Key design decisions

Receivers are shared across pipelines of the same signal type. The receiver node ID is derived from "pipeline type" plus "component ID", so two trace pipelines naming the same receiver get one instance (service/internal/graph/receiver.go:24).

The graph holds processors in a slice because their order matters, and holds receivers and exporters in maps to deduplicate shared instances (service/internal/graph/graph.go:385).

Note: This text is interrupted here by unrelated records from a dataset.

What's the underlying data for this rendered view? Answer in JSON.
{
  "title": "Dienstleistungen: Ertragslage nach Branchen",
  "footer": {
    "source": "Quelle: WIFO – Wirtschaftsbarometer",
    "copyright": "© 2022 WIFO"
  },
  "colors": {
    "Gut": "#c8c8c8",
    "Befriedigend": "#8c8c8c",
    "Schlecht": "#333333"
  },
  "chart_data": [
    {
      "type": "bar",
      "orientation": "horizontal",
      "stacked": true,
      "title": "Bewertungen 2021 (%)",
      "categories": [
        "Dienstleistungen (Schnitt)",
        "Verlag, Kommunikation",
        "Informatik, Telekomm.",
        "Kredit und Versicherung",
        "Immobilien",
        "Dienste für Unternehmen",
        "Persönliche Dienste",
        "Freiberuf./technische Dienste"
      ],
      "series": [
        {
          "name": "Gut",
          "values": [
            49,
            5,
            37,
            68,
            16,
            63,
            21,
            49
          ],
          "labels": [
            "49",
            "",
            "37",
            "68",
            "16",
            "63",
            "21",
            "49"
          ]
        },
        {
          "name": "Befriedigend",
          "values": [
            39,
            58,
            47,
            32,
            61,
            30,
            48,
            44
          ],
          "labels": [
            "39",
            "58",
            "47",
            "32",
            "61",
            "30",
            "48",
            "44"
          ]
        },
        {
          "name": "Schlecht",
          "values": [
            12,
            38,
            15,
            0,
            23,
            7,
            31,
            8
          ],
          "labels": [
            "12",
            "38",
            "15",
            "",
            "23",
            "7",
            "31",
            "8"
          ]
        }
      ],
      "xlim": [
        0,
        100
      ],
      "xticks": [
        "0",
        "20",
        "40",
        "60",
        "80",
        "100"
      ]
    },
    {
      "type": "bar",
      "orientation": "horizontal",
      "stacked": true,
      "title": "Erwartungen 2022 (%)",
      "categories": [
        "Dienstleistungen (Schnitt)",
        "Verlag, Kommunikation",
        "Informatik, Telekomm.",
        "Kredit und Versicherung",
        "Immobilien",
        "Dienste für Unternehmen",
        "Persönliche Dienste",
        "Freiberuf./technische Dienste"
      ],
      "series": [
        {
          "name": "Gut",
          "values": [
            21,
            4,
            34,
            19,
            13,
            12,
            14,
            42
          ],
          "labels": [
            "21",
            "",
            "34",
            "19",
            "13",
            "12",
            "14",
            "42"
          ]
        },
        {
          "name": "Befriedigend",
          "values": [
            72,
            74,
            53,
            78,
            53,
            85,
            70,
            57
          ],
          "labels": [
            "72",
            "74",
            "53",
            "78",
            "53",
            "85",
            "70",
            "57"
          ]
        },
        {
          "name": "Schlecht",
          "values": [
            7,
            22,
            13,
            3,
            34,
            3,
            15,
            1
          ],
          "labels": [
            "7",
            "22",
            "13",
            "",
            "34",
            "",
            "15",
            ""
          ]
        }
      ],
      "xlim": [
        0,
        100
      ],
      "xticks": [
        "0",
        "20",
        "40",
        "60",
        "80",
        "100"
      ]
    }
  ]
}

A fanout node is always inserted before the exporters, even when there is exactly one exporter, in which case it acts as a noop (service/internal/graph/graph.go:280). This keeps the fanout logic in one place rather than special-casing single-exporter pipelines.

Extension points

Third parties implement components against the factory and consumer interfaces. A receiver, processor, exporter, connector, or extension is added by providing a factory; the hundreds of community components in opentelemetry-collector-contrib are built this way. Operators select the components they want and build a binary with OCB. The consumer.Traces, consumer.Metrics, and consumer.Logs interfaces (consumer/traces.go:15) are the contract every pipeline stage implements.